Considering that SketchUp is available as a fully functional trail version with 8 cumulative hours, the techniques for using the new kml exporters should be of wide appeal on this forum.
Until someone develops a computational approach, here is how you can reduce the trial and error with a calibration approach.
First, make a standard metric cube in SketchUp. Mine is 3 meters, but yours could be larger, say 10 meters. It can be centered on its base or at a corner of the base
Second, in Google Earth change your preferences to meters. Then determine the latitude, longitude and elevation where you want to calibrate.
Export the SketchUp metric cube using the faces exporter. The dialog box will ask for lat, long, alt, lat scale, long scale, alt scale. If you export with the default settings you would see in Google Earth an oversize large kml model on the equator with undistorted lat and long dimensions. If you specify somewhere in the mid-latitudes you will see an overlarge model squeezed along the latitude. By trial and error, you will finally get a cube placed upon the surface that measures fairly the same along all axes, at the original dimensions in SketchUp. These will be your scale factors at that latitude, for any longitude.
In Salt Lake City at Library Square, this is what seems good to me: the lat scale is 2.31e-007, the long scale is 3.1e-007, and the alt scale is 0.025. I get a 3 meter cube from SketchUp that measures about 3 meters in Google Earth. There is still slight distortion that results from the algorithm used in this case for converting XYZ to polar. It could be better, but this works well enough.

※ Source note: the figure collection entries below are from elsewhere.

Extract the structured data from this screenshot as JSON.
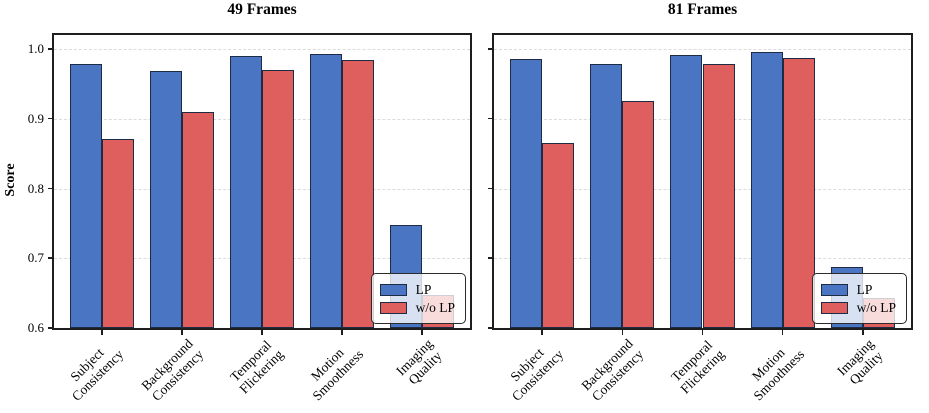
{
  "chart_data": {
    "type": "bar",
    "ylabel": "Score",
    "categories": [
      [
        "Subject",
        "Consistency"
      ],
      [
        "Background",
        "Consistency"
      ],
      [
        "Temporal",
        "Flickering"
      ],
      [
        "Motion",
        "Smoothness"
      ],
      [
        "Imaging",
        "Quality"
      ]
    ],
    "yticks": [
      0.6,
      0.7,
      0.8,
      0.9,
      1.0
    ],
    "ytick_labels": [
      "0.6",
      "0.7",
      "0.8",
      "0.9",
      "1.0"
    ],
    "ylim": [
      0.6,
      1.02
    ],
    "grid": true,
    "legend_position": "lower right",
    "series_colors": {
      "LP": "#4a75c2",
      "w/o LP": "#df5f5f"
    },
    "legend_entries": [
      "LP",
      "w/o LP"
    ],
    "panels": [
      {
        "title": "49 Frames",
        "show_ytick_labels": true,
        "series": [
          {
            "name": "LP",
            "values": [
              0.978,
              0.969,
              0.99,
              0.993,
              0.747
            ]
          },
          {
            "name": "w/o LP",
            "values": [
              0.871,
              0.909,
              0.97,
              0.984,
              0.647
            ]
          }
        ]
      },
      {
        "title": "81 Frames",
        "show_ytick_labels": false,
        "series": [
          {
            "name": "LP",
            "values": [
              0.985,
              0.979,
              0.992,
              0.995,
              0.687
            ]
          },
          {
            "name": "w/o LP",
            "values": [
              0.865,
              0.926,
              0.978,
              0.987,
              0.643
            ]
          }
        ]
      }
    ],
    "style_colors": {
      "bar_edge": "#1e2b44",
      "grid": "#dcdcdc",
      "spine": "#1e1e1e",
      "text": "#000000"
    }
  }
}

Important note about altitude: You could simply accept the relative to ground default by leaving the altitude at zero in the dialog box. Or you could use the elevation in meters at the location you want to place the model. Upon import, edit the location to make it Absolute, and the model will be located as desired, undistorted by the terrain. If the terrain slopes at the location, there will be either a gap between the bottom and the ground, or the ground will lap up the side of the model. The solution is to export a model that accommodates the slope with its geometry.
SMcQ
_________________________
Just another user, not an authority.